I have just read this question: In a Pandas dataframe, how can I extract the difference between the values on separate rows within the same column, conditional on a second column?
and I am completely baffled by the answer. How does this work???
I mean, when I groupby('user')
shouldn't the result be, well, grouped by user?
Whatever the function I use (mean, sum etc) I would expect a result like this:
aa=pd.DataFrame([{'user':'F','time':0},
{'user':'T','time':0},
{'user':'T','time':0},
{'user':'T','time':1},
{'user':'B','time':1},
{'user':'K','time':2},
{'user':'J','time':2},
{'user':'T','time':3},
{'user':'J','time':4},
{'user':'B','time':4}])
aa2=aa.groupby('user')['time'].sum()
print(aa2)
user
B 5
F 0
J 6
K 2
T 4
Name: time, dtype: int64
How does diff() instead return a diff of each row with the previous, within each group?

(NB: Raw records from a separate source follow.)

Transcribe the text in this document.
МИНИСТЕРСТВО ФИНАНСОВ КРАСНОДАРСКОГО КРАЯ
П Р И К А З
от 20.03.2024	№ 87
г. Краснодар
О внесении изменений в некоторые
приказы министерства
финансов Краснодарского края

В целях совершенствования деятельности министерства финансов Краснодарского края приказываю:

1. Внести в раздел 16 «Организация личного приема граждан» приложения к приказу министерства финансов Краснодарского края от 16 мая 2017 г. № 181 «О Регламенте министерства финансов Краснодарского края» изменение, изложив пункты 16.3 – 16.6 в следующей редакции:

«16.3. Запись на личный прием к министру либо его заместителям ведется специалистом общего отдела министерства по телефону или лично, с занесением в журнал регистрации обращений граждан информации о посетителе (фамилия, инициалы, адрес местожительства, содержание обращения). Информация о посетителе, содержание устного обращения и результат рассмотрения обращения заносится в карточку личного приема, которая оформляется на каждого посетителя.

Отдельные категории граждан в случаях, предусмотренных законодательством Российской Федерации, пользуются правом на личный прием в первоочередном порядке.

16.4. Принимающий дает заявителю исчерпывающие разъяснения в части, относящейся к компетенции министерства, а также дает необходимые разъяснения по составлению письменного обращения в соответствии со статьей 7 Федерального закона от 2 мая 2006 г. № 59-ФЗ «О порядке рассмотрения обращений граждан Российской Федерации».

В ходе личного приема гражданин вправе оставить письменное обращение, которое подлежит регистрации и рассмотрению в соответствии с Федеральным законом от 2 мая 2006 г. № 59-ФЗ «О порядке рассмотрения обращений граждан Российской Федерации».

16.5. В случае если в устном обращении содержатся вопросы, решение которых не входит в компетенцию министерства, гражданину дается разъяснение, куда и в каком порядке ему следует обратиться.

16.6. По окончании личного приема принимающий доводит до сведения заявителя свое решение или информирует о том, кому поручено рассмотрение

aa['diff']=aa.groupby('user')['time'].diff()
print(aa)
time user diff
0 0 F NaN
1 0 T NaN
2 0 T 0.0
3 1 T 1.0
4 1 B NaN
5 2 K NaN
6 2 J NaN
7 3 T 2.0
8 4 J 2.0
9 4 B 3.0
And more important, how is the result not a unique list of 'user' values? I found many answers that use groupby.diff() but none of them explain it in detail. It would be extremely useful to me, and hopefully to others, to understand the mechanics behind it. Thanks.